Mr Mark Fitzpatrick, Associate Fellow, International Institute for Strategic Studies (IISS), described the HCoC as a useful instrument that is too often overlooked. In his view, the code’s standardization of pre-launch notifications constitutes a good start towards creating an environment conducive to disarmament. At the same time, he maintained that providing pre-launch notifications should not be used as a pretext to conduct prohibited actions. Furthermore, Mr. Fitzpatrick underlined the importance of bilateral and regional approaches to address today’s major dangers, including ballistic missile technology transfers to non-state actors and possibly region-wide limits of missile ranges. He urged States to take action to restrict supply through the Missile Technology Control Regime (MTCR) and Security Council resolutions, as well as to reduce demand through peace initiatives and confidence building measures. Finally, he encouraged concerned States to commence discussion of a replacement for the Intermediate-Nuclear Forces (INF) Treaty.

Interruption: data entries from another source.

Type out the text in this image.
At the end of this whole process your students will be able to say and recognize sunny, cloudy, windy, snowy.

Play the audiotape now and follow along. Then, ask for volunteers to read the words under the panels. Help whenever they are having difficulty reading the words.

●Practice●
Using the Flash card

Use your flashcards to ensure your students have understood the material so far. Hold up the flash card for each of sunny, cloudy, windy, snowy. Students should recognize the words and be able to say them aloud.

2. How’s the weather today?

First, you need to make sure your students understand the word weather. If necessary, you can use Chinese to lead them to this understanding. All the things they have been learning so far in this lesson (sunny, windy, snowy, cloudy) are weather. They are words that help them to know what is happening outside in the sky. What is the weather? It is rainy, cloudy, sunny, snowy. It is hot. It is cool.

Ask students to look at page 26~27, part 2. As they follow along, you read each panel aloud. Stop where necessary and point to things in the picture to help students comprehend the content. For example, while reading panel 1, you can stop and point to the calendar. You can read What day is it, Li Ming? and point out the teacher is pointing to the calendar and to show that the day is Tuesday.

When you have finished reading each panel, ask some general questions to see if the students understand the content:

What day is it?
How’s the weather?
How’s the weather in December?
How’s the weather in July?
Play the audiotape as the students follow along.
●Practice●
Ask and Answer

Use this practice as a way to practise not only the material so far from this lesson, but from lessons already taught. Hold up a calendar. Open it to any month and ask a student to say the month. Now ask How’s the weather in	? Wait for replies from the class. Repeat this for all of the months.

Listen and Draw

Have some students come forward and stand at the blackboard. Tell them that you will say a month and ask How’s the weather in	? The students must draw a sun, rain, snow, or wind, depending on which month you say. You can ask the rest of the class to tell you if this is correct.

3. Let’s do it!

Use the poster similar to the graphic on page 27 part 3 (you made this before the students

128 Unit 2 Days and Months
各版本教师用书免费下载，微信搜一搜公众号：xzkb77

Dr. Nikolai Sokov, Senior Fellow at the Vienna Center for Disarmament and Nonproliferation (VCDNP), declared that ‘’when something works, one should take caution when trying to change or improve it’’. He nevertheless called for efforts to harmonize the HCoC and MTCR. He emphasized that harmonization of these regimes would ultimately strengthen them. For instance, the scope of the HCoC could be extended to cruise missiles and armed drones could be added to both instruments. In addition, he underlined the importance of delinking nuclear weapon and ballistic missile non-proliferation efforts since the latter is more attractive to many States including because missiles can find utility as delivery vehicles for conventional weapons. Dr. Sokov also emphasized the need for positive incentives, analogous to those in the NPT, for effective control of missiles and to demonstrate benefits to current non-members of the HCoC. These could relate to the peaceful use of outer space. Finally, Dr. Sokov highlighted the urgent need for predictability in the international system and lamented the lack of dialogue in this regard. He thought there could be strong interest in track 1.5 and track 2 meetings on these topics in the post-INF world.

Presentations were followed by a lively Q&A with the audience where panelists and participants discussed various topics ranging from membership, predictability and the need to extend the current HCoC. Ambassador Bylica closed the event by calling for continued support of the HCoC.